Şiirlerinde Reşid takma adını kullanan Ahmet Reşid Efendi on dokuzuncu yüzyılda Akşehir’de doğdu.

             Bazı yazarlar tarafından aynı dönemde yaşayan ve bir ara şeyhülislam olan Nevşehirli Ahmet Reşid Efendi ile karıştırmaktadırlar. Akşehirli Ahmet Reşid Efendi 1813 yılında Akşehir’de doğdu. İlk tahsilini memleketinde yaptı. 1836 senesinde İstanbul'a gelerek Şehzade Camisi civarında bulunan İbrâhim Paşa Medresesi'nde medrese öğrenimi gördü. Burada İmâm-zâde Efendi'den gerekli ilimleri tahsil etti ve müderrislik ruûsunu (diplomasını) aldı.
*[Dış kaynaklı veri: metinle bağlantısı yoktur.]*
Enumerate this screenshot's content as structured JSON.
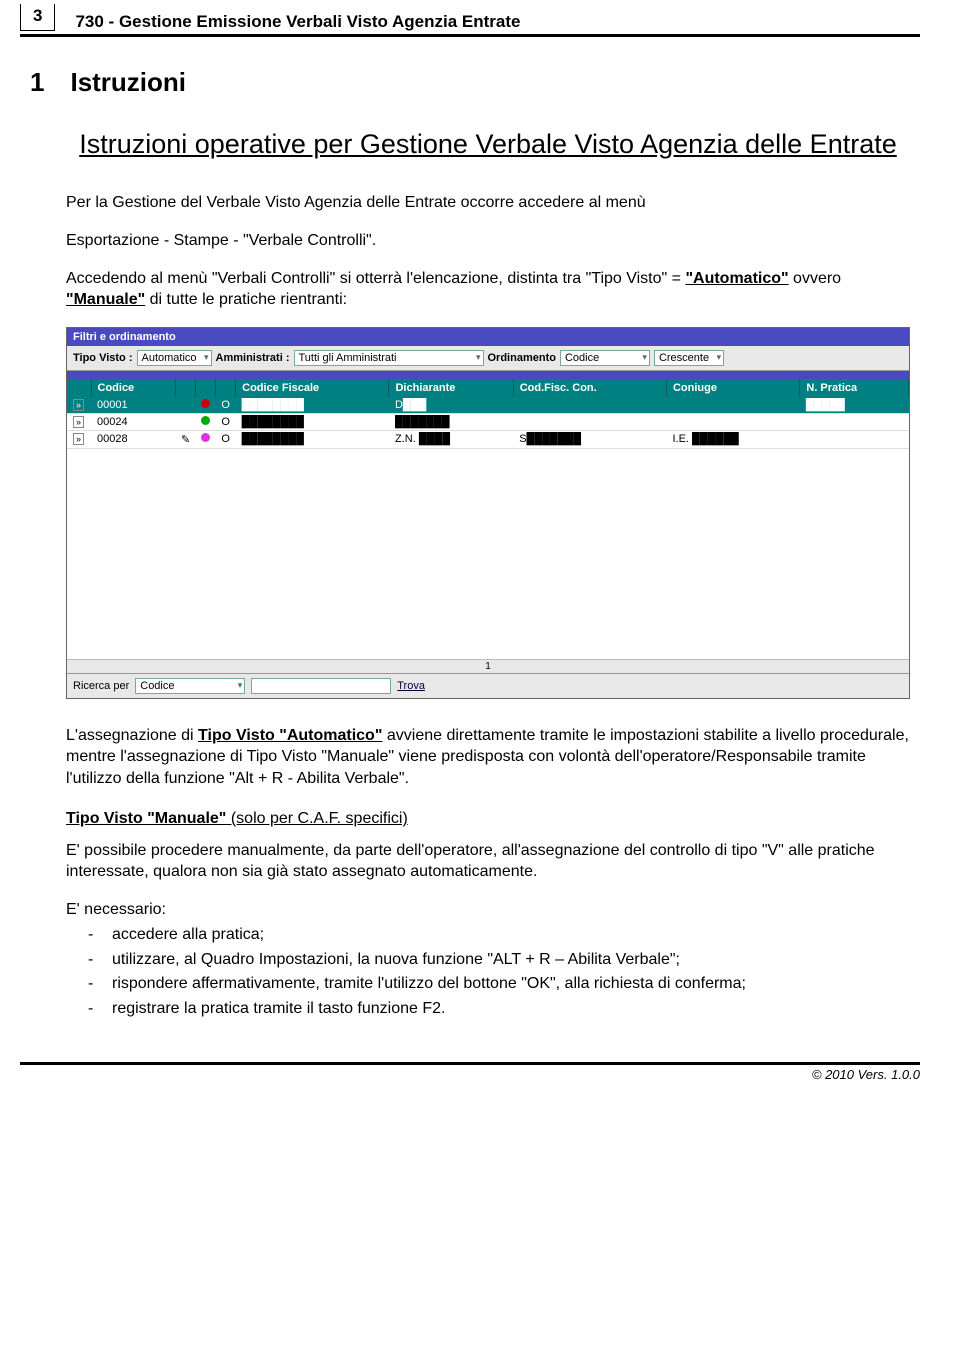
{
  "header": {
    "page_number": "3",
    "title": "730 - Gestione Emissione Verbali Visto Agenzia Entrate"
  },
  "section": {
    "number": "1",
    "name": "Istruzioni"
  },
  "main_title": "Istruzioni operative per Gestione Verbale Visto Agenzia delle Entrate",
  "para1": "Per la Gestione del Verbale Visto Agenzia delle Entrate occorre accedere al menù",
  "para2": "Esportazione - Stampe - \"Verbale Controlli\".",
  "para3_pre": "Accedendo al menù \"Verbali Controlli\" si otterrà l'elencazione, distinta tra \"Tipo Visto\" = ",
  "para3_b1": "\"Automatico\"",
  "para3_mid": " ovvero ",
  "para3_b2": "\"Manuale\"",
  "para3_post": " di tutte le pratiche rientranti:",
  "shot": {
    "bar": "Filtri e ordinamento",
    "labels": {
      "tipo_visto": "Tipo Visto :",
      "amministrati": "Amministrati :",
      "ordinamento": "Ordinamento",
      "crescente": "Crescente",
      "ricerca": "Ricerca per",
      "trova": "Trova"
    },
    "selects": {
      "tipo_visto": "Automatico",
      "amministrati": "Tutti gli Amministrati",
      "ordinamento": "Codice",
      "crescente": "Crescente",
      "ricerca": "Codice"
    },
    "cols": [
      "",
      "Codice",
      "",
      "",
      "",
      "Codice Fiscale",
      "Dichiarante",
      "Cod.Fisc. Con.",
      "Coniuge",
      "N. Pratica"
    ],
    "rows": [
      {
        "codice": "00001",
        "cf": "████████",
        "dich": "D███",
        "cfc": "",
        "con": "",
        "np": "█████",
        "dot": "red"
      },
      {
        "codice": "00024",
        "cf": "████████",
        "dich": "███████",
        "cfc": "",
        "con": "",
        "np": "",
        "dot": "green"
      },
      {
        "codice": "00028",
        "cf": "████████",
        "dich": "Z.N. ████",
        "cfc": "S███████",
        "con": "I.E. ██████",
        "np": "",
        "dot": "pink"
      }
    ],
    "page": "1"
  },
  "para4_pre": "L'assegnazione di ",
  "para4_b": "Tipo Visto \"Automatico\"",
  "para4_post": " avviene direttamente tramite le impostazioni stabilite a livello procedurale, mentre l'assegnazione di Tipo Visto \"Manuale\" viene predisposta con volontà dell'operatore/Responsabile tramite l'utilizzo della funzione \"Alt + R - Abilita Verbale\".",
  "subhead": {
    "t1": "Tipo Visto \"Manuale\"",
    "t2": " (solo per C.A.F. specifici)"
  },
  "para5": "E' possibile procedere manualmente, da parte dell'operatore, all'assegnazione del controllo di tipo \"V\" alle pratiche interessate, qualora non sia già stato assegnato automaticamente.",
  "para6": "E' necessario:",
  "bullets": [
    "accedere alla pratica;",
    "utilizzare, al Quadro Impostazioni, la nuova funzione \"ALT + R – Abilita Verbale\";",
    "rispondere affermativamente, tramite l'utilizzo del bottone \"OK\", alla richiesta di conferma;",
    "registrare la pratica tramite il tasto funzione F2."
  ],
  "footer": "© 2010 Vers. 1.0.0"
}
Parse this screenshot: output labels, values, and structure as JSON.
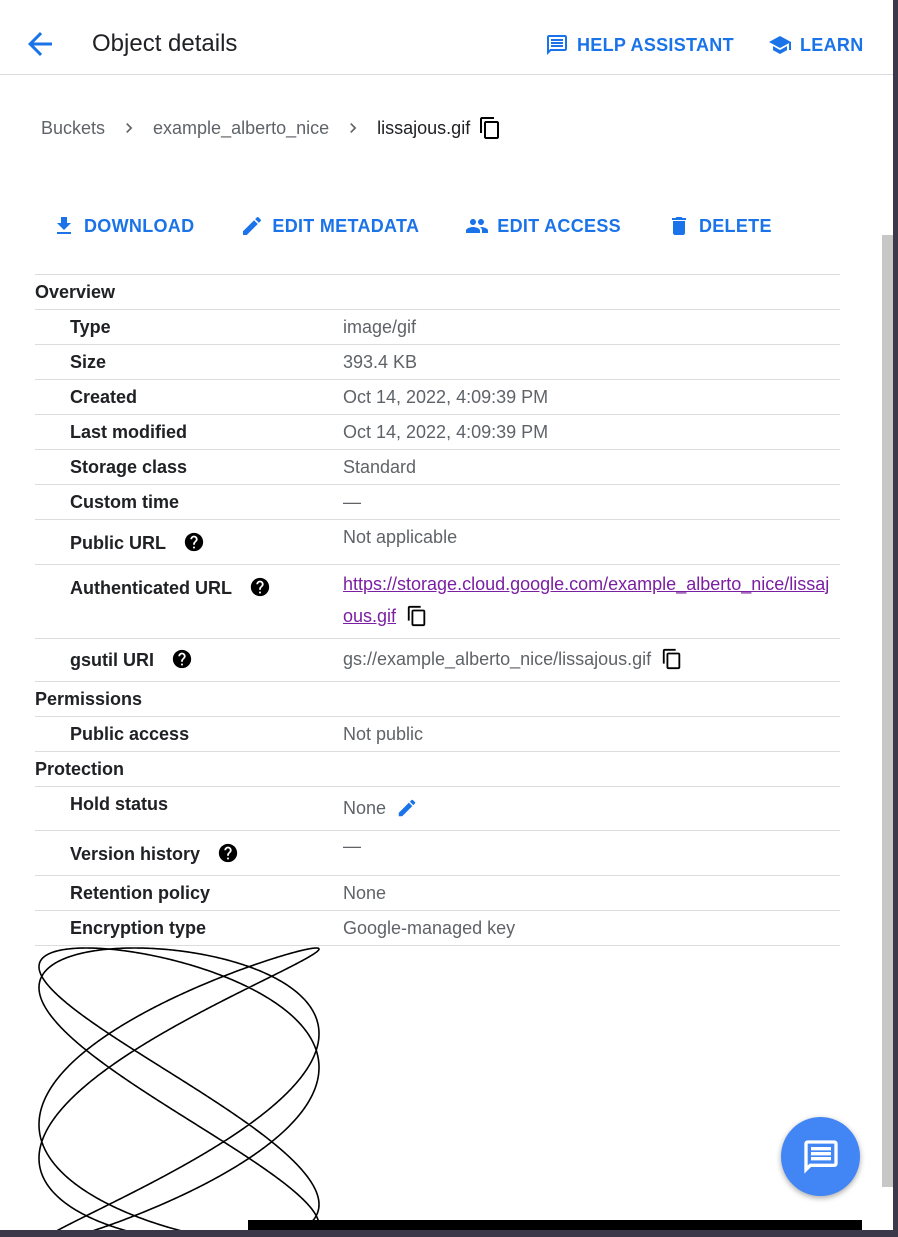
{
  "header": {
    "title": "Object details",
    "help_assistant": "HELP ASSISTANT",
    "learn": "LEARN"
  },
  "breadcrumb": {
    "items": [
      "Buckets",
      "example_alberto_nice"
    ],
    "current": "lissajous.gif"
  },
  "actions": {
    "download": "DOWNLOAD",
    "edit_metadata": "EDIT METADATA",
    "edit_access": "EDIT ACCESS",
    "delete": "DELETE"
  },
  "overview": {
    "heading": "Overview",
    "type": {
      "label": "Type",
      "value": "image/gif"
    },
    "size": {
      "label": "Size",
      "value": "393.4 KB"
    },
    "created": {
      "label": "Created",
      "value": "Oct 14, 2022, 4:09:39 PM"
    },
    "last_modified": {
      "label": "Last modified",
      "value": "Oct 14, 2022, 4:09:39 PM"
    },
    "storage_class": {
      "label": "Storage class",
      "value": "Standard"
    },
    "custom_time": {
      "label": "Custom time",
      "value": "—"
    },
    "public_url": {
      "label": "Public URL",
      "value": "Not applicable"
    },
    "authenticated_url": {
      "label": "Authenticated URL",
      "value": "https://storage.cloud.google.com/example_alberto_nice/lissajous.gif"
    },
    "gsutil_uri": {
      "label": "gsutil URI",
      "value": "gs://example_alberto_nice/lissajous.gif"
    }
  },
  "permissions": {
    "heading": "Permissions",
    "public_access": {
      "label": "Public access",
      "value": "Not public"
    }
  },
  "protection": {
    "heading": "Protection",
    "hold_status": {
      "label": "Hold status",
      "value": "None"
    },
    "version_history": {
      "label": "Version history",
      "value": "—"
    },
    "retention_policy": {
      "label": "Retention policy",
      "value": "None"
    },
    "encryption_type": {
      "label": "Encryption type",
      "value": "Google-managed key"
    }
  },
  "colors": {
    "accent": "#1a73e8",
    "link_visited": "#7b1fa2",
    "fab": "#4285f4",
    "divider": "#dadce0"
  },
  "icons": {
    "back": "arrow-back-icon",
    "help_assistant": "feedback-icon",
    "learn": "school-icon",
    "copy": "copy-icon",
    "download": "download-icon",
    "edit": "pencil-icon",
    "access": "people-icon",
    "delete": "trash-icon",
    "help": "help-circle-icon",
    "fab": "chat-icon"
  }
}
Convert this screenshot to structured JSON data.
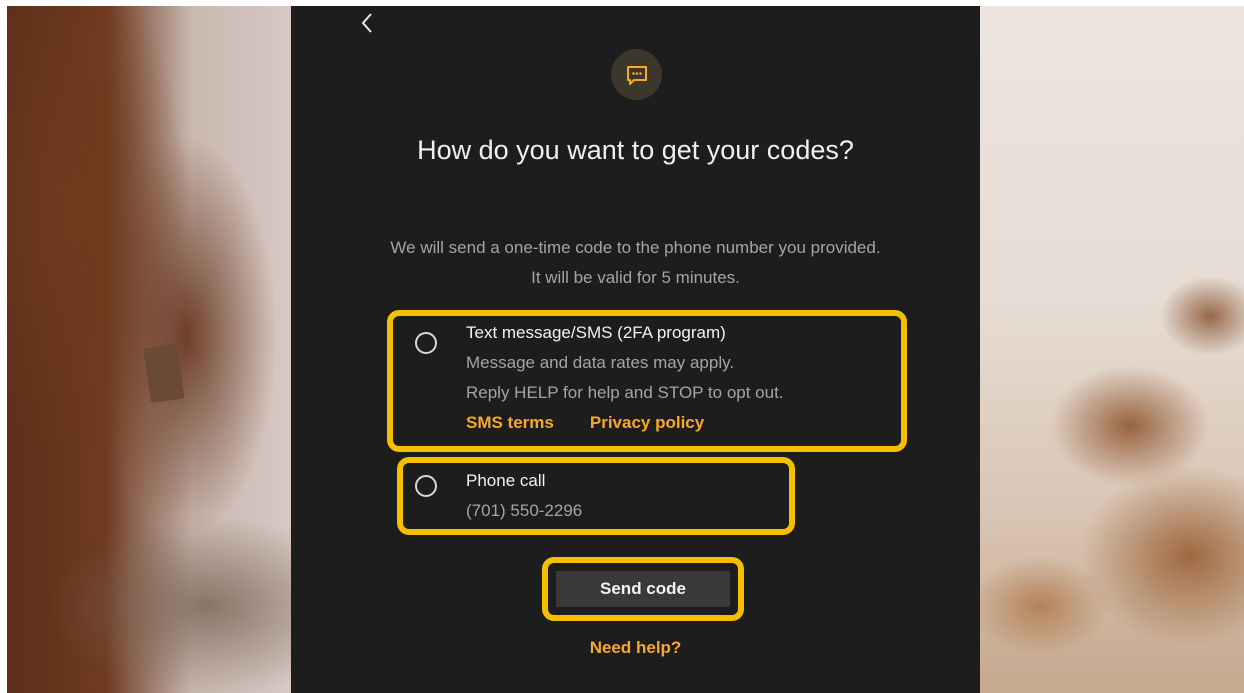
{
  "nav": {
    "back_icon": "chevron-left-icon"
  },
  "header": {
    "icon": "chat-bubble-icon",
    "accent_color": "#f7a82a",
    "title": "How do you want to get your codes?",
    "description_line1": "We will send a one-time code to the phone number you provided.",
    "description_line2": "It will be valid for 5 minutes."
  },
  "options": {
    "sms": {
      "label": "Text message/SMS (2FA program)",
      "line1": "Message and data rates may apply.",
      "line2": "Reply HELP for help and STOP to opt out.",
      "sms_terms": "SMS terms",
      "privacy_policy": "Privacy policy",
      "selected": false
    },
    "phone": {
      "label": "Phone call",
      "number": "(701) 550-2296",
      "selected": false
    }
  },
  "actions": {
    "send_code": "Send code",
    "need_help": "Need help?"
  },
  "highlight_color": "#f5bf00"
}
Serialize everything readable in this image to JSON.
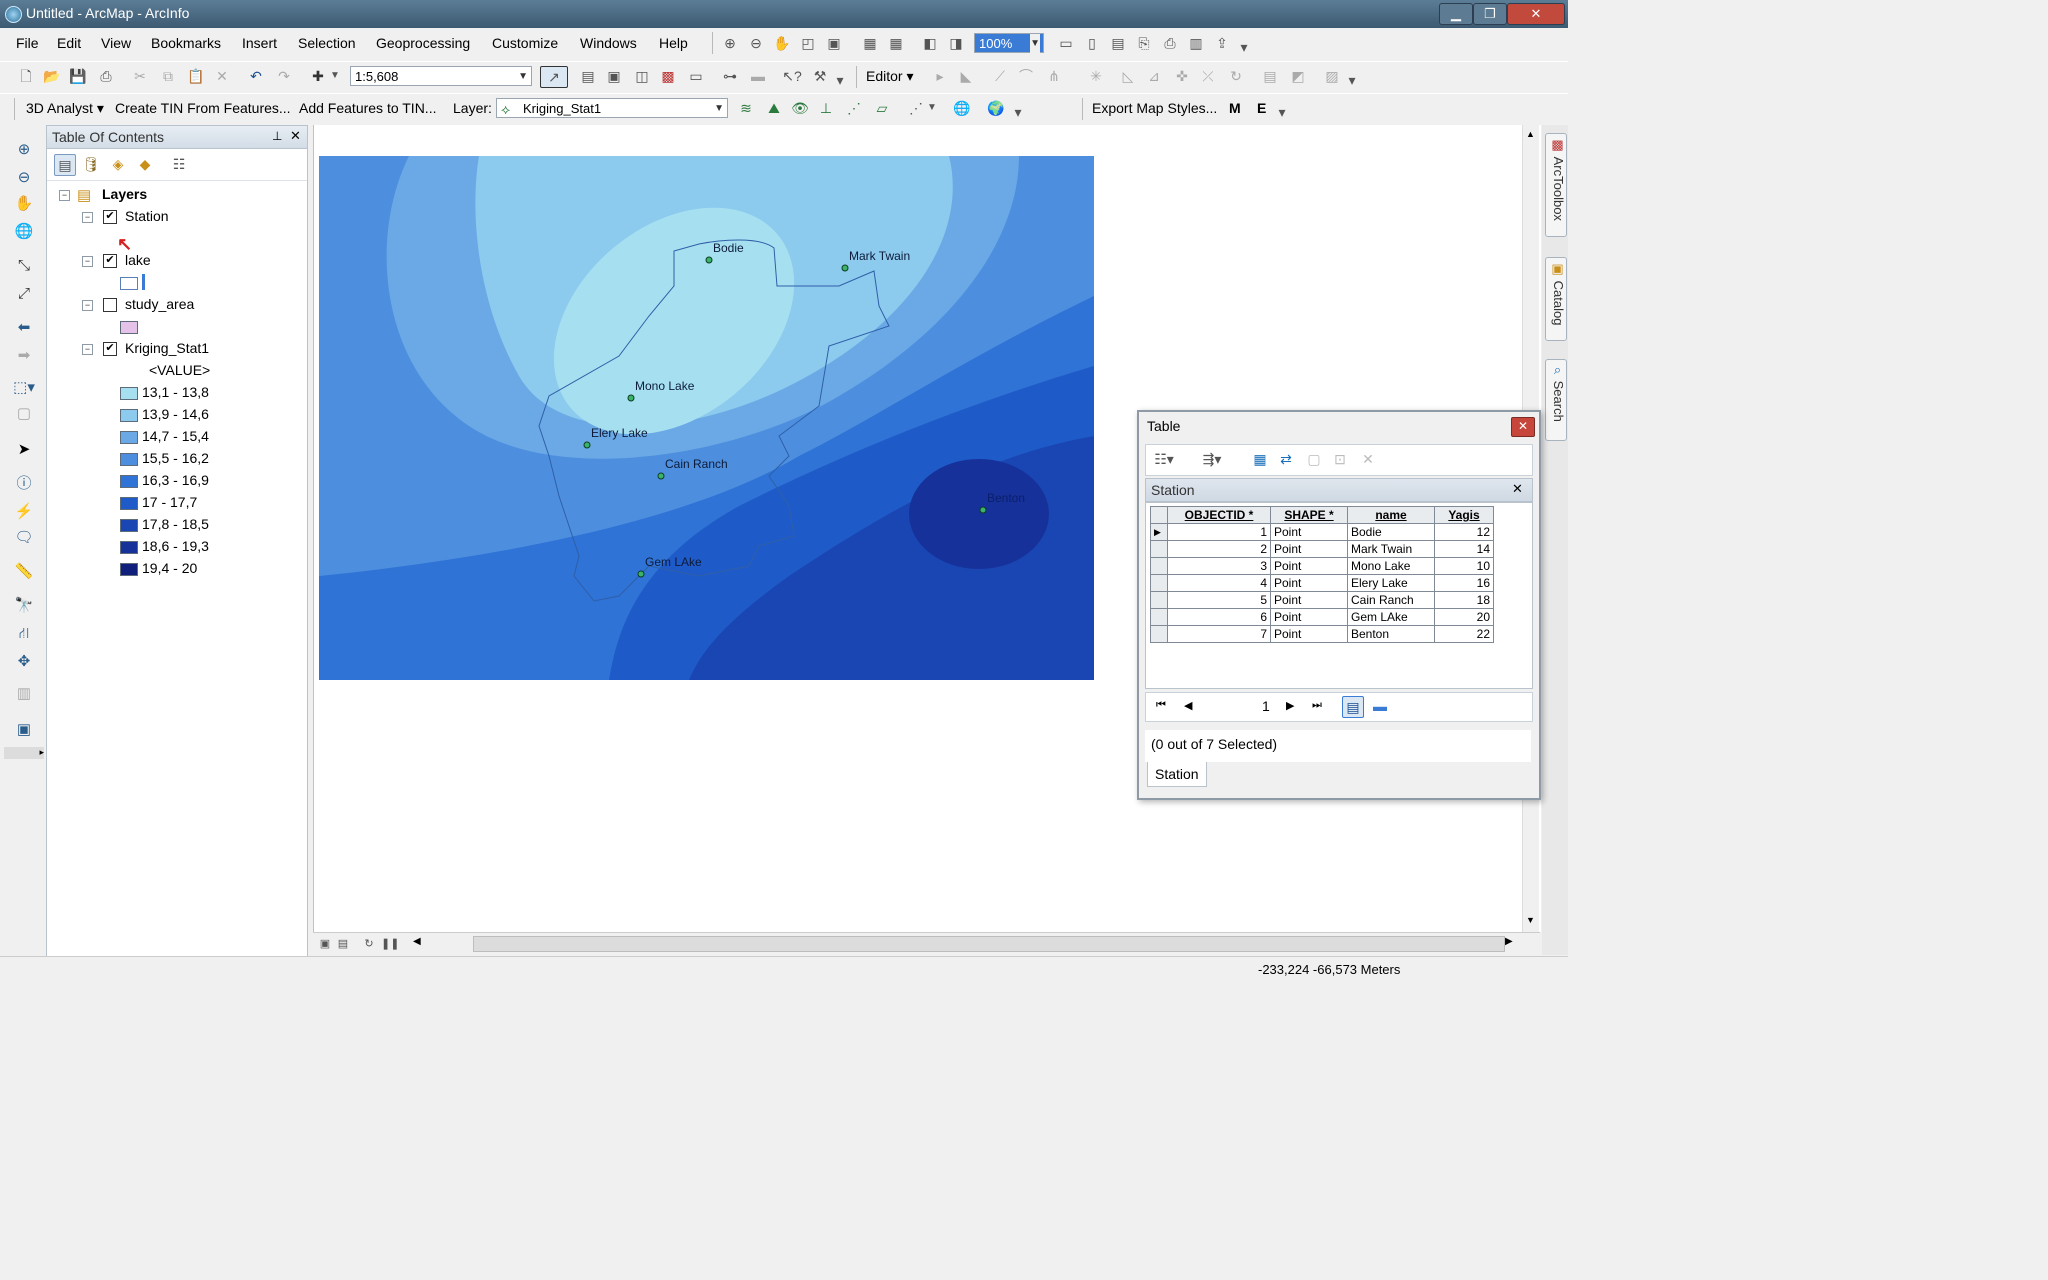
{
  "window": {
    "title": "Untitled - ArcMap - ArcInfo",
    "minimize": "▁",
    "restore": "❐",
    "close": "✕"
  },
  "menu": [
    "File",
    "Edit",
    "View",
    "Bookmarks",
    "Insert",
    "Selection",
    "Geoprocessing",
    "Customize",
    "Windows",
    "Help"
  ],
  "standard_toolbar": {
    "scale": "1:5,608",
    "zoom_percent": "100%"
  },
  "editor_label": "Editor ▾",
  "analyst_toolbar": {
    "analyst_label": "3D Analyst ▾",
    "create_tin": "Create TIN From Features...",
    "add_features": "Add Features to TIN...",
    "layer_label": "Layer:",
    "layer_value": "Kriging_Stat1",
    "export_styles": "Export Map Styles...",
    "m_label": "M",
    "e_label": "E"
  },
  "toc": {
    "title": "Table Of Contents",
    "pin": "⊥",
    "close": "✕",
    "root": "Layers",
    "layers": [
      {
        "name": "Station",
        "checked": "✔"
      },
      {
        "name": "lake",
        "checked": "✔"
      },
      {
        "name": "study_area",
        "checked": ""
      },
      {
        "name": "Kriging_Stat1",
        "checked": "✔"
      }
    ],
    "value_header": "<VALUE>",
    "legend": [
      {
        "label": "13,1 - 13,8",
        "color": "#a6e0f0"
      },
      {
        "label": "13,9 - 14,6",
        "color": "#8ccaee"
      },
      {
        "label": "14,7 - 15,4",
        "color": "#6aa9e6"
      },
      {
        "label": "15,5 - 16,2",
        "color": "#4d8fde"
      },
      {
        "label": "16,3 - 16,9",
        "color": "#2f73d6"
      },
      {
        "label": "17 - 17,7",
        "color": "#1f5bc8"
      },
      {
        "label": "17,8 - 18,5",
        "color": "#1a46b4"
      },
      {
        "label": "18,6 - 19,3",
        "color": "#16329a"
      },
      {
        "label": "19,4 - 20",
        "color": "#101f7c"
      }
    ],
    "lake_color": "#ffffff",
    "study_area_color": "#e5c3e8"
  },
  "map": {
    "stations": [
      {
        "name": "Bodie"
      },
      {
        "name": "Mark Twain"
      },
      {
        "name": "Mono Lake"
      },
      {
        "name": "Elery Lake"
      },
      {
        "name": "Cain Ranch"
      },
      {
        "name": "Gem LAke"
      },
      {
        "name": "Benton"
      }
    ]
  },
  "dock": {
    "toolbox": "ArcToolbox",
    "catalog": "Catalog",
    "search": "Search"
  },
  "statusbar": {
    "coords": "-233,224  -66,573 Meters"
  },
  "table_window": {
    "title": "Table",
    "close": "✕",
    "table_name": "Station",
    "columns": [
      "OBJECTID *",
      "SHAPE *",
      "name",
      "Yagis"
    ],
    "rows": [
      [
        "1",
        "Point",
        "Bodie",
        "12"
      ],
      [
        "2",
        "Point",
        "Mark Twain",
        "14"
      ],
      [
        "3",
        "Point",
        "Mono Lake",
        "10"
      ],
      [
        "4",
        "Point",
        "Elery Lake",
        "16"
      ],
      [
        "5",
        "Point",
        "Cain Ranch",
        "18"
      ],
      [
        "6",
        "Point",
        "Gem LAke",
        "20"
      ],
      [
        "7",
        "Point",
        "Benton",
        "22"
      ]
    ],
    "page": "1",
    "status": "(0 out of 7 Selected)",
    "tab": "Station"
  }
}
             Bir müddet Mahmûd Paşa ve Dâvud Paşa Mahkemeleri naipliklerinde bulundu. Yani mahkemelerde nöbetçi yargıçlık yapıyordu.

            1847 yılında Mekteb-i Ma'ârif-i Adliye'ye daha sonra da Bayezid Camisi yakınında bulunan Mekteb-i Rüşdiye'ye öğretmen olarak atandı. Buralarda iki yıl öğretmenlik yaptı.

            1849 yılında Kudüs Mollası oldu. Bu görev için İstanbul’dan ayrılarak Kudüs’e gitti. Burada 5 yıl çalıştıktan sonra İstanbul’a geri döndü.

            1854 senesinde Maliye'de Beytü'l-mâl Kassâmı olarak görev yaptı.  Bu görev İslami kurallara göre miras bırakanların miraslarını varislerine bölme işlemi yapmaktı. 1865 yıla kadar çalıştıktan sonra İstanbul payesini elde ederek Evkâf-ı Hümâyûn Müfettişi oldu. Bu görevinde iken elli yaşlarında 1863 senesinde İstanbul'da vefat etti.

            Ahmed Reşîd Efendi, Nakşıbendî tarikatına mensuptu.  Kendisini yetiştirmiş alim bir kişiydi. Bilinen eserleri şunlardır:

            1. Füyûzâtü'l-Habîbiyye Ale's-Salâti'l-Meşîşiyye: Tasavvufa dair bir risaledir. Yazma hâlindedir.

            2. Keşkûlü's-Sâfiye Ale'l-Vâridâti's-Sa'diyye: Bu eser meşhur tarikat şeyhlerinden Şeyh Sa'düddîn Cibâvî Hazretleri'nin Arapça bir kasidesinin Türkçe şerhidir. Yazma hâlindedir. Eserin adının baş kısmı Sicill-i Osmânî'de Meslûlü's-Sâfiye olarak verilmiştir (Mehmed Süreyya 1311: 396).

            Akşehirli Ahmet Reşid Efendi araştırmacı bir kişiliğe sahipti. Aynı zamanda şairdir. Şiirine örnek Fatîn Tezkiresi'ndedir.  Şiirlerinden birisi:

                        Gazel-i Nâ-tamâm

“Müptela oldum bu gün bir dilber-i Rana’ya ben

Kalmayub sabra mecal olmuşum bir vaya ben

Şuh reftar-i hoş çok dilbere meyl ettim

Düşmedim alemde böyle afet-i yektaya ben

Herkesi bir güne eyleyub memnun ider,

Bende oldum bi-irade ol yüzü hüsnaya ben

Bahr-ı umman, muhabbet icre gavs olmuşum

Dalmamış idim Raşida böyle bir deryaya ben”

Günümüz Türkçesi ile:

            Tamamlanmamış Gazel

            “Bugün ben güzel bir dilbere tutuldum, sabretmeye gücüm kalmadı, yararsız biri olmuşum.

            Neşeli yürüyüşü çok hoş olan dilbere gönül verdim, ben dünyada böyle eşsiz bir afete düşmedim.

            Herkesi bir gün durdurup memnun eder, o pek çok güzel yüzünden ben iradesiz oldum.

             Muhabbet için uçsuz bucaksız denizde bir dalgıç olmuşum.  Raşid olalı böyle bir deryaya ben dalmamıştım.”